Disagreements are not suppressed or overridden by premature group action. The reasons are carefully examined, and the group seeks to resolve them rather than dominate the dissenter. Dissenters are not trying to dominate the group; they have a genuine difference of opinion. If there are basic disagreements that cannot be resolved, the group figures out a way to live with them without letting them block their efforts. 

  • Most decisions are made at a point where there is general agreement.

However, those who disagree with the general agreement of the group do not keep their opposition private and let an apparent consensus mask their disagreement. The group does not accept a simple majority as a proper basis for action. 

  • Each individual carries his or her own weight, to meet or exceed the expectations of other group members. Each individual is respectful of the mechanics of the group: arriving on time, coming to meetings prepared, completing agreed upon tasks on time, etc. When action is taken, clears assignments are made (who-what-when) and willingly accepted and completed by each group member. 
  • Criticism is frequent, frank and relatively comfortable. The criticism has a constructive flavor — oriented toward removing an obstacle that faces the group. 
  • The leadership of the group shifts from time to time.

The issue is not who controls, but how to get the job done.  

Team building

Team building is a collective term for various types of activities used to enhance social relations and define roles within teams, often involving collaborative tasks. It is distinct from team training, which is designed to improve efficiency, rather than interpersonal relations.

Teams can be classified according to their objective. The four most common forms of teams you are likely to find in an organization are problem-solving teams, self-managed teams, cross-functional teams, and virtual teams.

1.Problem Solving Teams

They are typically composed of 5 to 12 employees from the same department who meet for a few hours each week to discuss ways of improving quality, efficiency, and the work environment. Organizations are relaying more and more on problem-solving teams to help solve organizational problems.

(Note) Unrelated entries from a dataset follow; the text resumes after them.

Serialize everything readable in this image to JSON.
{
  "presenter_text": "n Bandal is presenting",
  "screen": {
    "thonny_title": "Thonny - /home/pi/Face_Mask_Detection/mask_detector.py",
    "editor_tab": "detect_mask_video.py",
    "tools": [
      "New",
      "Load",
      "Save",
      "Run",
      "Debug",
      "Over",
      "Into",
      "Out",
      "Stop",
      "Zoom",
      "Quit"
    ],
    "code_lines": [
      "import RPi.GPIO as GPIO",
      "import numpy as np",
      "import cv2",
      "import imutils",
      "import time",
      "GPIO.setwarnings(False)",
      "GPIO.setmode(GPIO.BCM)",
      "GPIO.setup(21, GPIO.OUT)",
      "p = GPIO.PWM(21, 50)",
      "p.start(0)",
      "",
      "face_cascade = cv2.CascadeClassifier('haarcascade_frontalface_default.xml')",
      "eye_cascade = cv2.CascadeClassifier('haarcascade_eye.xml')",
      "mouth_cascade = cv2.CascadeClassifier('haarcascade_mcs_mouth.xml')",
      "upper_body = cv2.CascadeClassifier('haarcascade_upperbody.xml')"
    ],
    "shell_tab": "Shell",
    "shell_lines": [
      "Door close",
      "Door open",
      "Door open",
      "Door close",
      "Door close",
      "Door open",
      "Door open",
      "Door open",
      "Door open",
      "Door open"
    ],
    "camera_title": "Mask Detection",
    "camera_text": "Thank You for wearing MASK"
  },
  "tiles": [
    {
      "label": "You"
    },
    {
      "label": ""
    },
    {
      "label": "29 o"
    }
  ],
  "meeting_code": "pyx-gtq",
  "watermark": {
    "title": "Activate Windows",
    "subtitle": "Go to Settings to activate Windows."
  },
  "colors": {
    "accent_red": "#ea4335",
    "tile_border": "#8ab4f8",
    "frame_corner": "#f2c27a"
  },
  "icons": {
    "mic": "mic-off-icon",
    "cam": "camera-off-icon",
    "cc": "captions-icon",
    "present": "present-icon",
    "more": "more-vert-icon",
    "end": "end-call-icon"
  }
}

In problem-solving teams, members share ideas or offer suggestions on how work process and methods can be improved. Rarely, however, are these teams given the authority to unilaterally implement any of their suggested actions.

2.Self Managed Teams

They are generally composed of 10 to 15 people who take on the responsibilities of their former supervisors. Typically, these responsibilities include:

  • Collective control over the pace of work,
  • Determination of work assignments,
  • Organization of breaks, and
  • Collective choice of inspection procedures used.

Fully self-managed teams select their own members, and the members evaluate each other’s performance. As a result, supervisory positions take on decreased importance and may even be eliminated.

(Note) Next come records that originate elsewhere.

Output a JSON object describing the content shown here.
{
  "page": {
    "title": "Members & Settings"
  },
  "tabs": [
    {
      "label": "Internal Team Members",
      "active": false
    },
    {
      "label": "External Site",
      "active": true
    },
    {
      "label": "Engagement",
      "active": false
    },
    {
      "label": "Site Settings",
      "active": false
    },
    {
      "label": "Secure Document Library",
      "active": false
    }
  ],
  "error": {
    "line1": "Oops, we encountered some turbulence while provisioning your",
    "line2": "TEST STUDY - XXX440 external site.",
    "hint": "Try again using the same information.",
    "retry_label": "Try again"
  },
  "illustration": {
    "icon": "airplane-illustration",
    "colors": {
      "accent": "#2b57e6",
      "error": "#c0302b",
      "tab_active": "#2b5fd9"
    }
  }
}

  1. Cross – Functional Teams

Cross-functional teams are made of employees at about the same hierarchical level, but from different work areas, who come together to accomplish a task.

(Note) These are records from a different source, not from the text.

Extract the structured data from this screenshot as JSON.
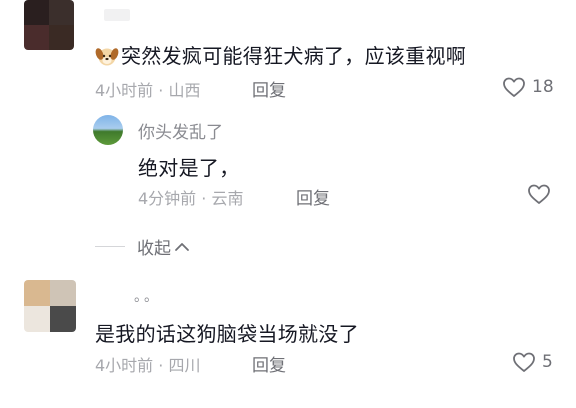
{
  "comments": [
    {
      "username": "",
      "text_emoji": "dog-face-icon",
      "text": "突然发疯可能得狂犬病了，应该重视啊",
      "meta": "4小时前 · 山西",
      "reply_label": "回复",
      "likes": "18",
      "reply": {
        "username": "你头发乱了",
        "text": "绝对是了，",
        "meta": "4分钟前 · 云南",
        "reply_label": "回复"
      },
      "collapse_label": "收起"
    },
    {
      "username": "。。",
      "text": "是我的话这狗脑袋当场就没了",
      "meta": "4小时前 · 四川",
      "reply_label": "回复",
      "likes": "5"
    }
  ]
}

Cross-functional teams are an effective means of allowing people from diverse areas within an organization to exchange information, develop new ideas, solve problems, and coordinate complex projects. Cross-functional teams bring people with different functional specialties to better invent design, or deliver a product or service. The general goals of using cross-functional team include some combination of innovation, speed and quality that come from early coordination among the various specialties

  1. Virtual Teams

Virtual teams use computers technology to tie tighter physically dispersed members in order to achieve a common goal. They allow people to collaborate online, whether they are only a room apart or separated by continents.

The three primary factors that differentiate virtual teams from face-to-face teams are:

  • The absence of Para verbal and nonverbal cues.
  • Limited social context.
  • The ability to overcome time and space constraints.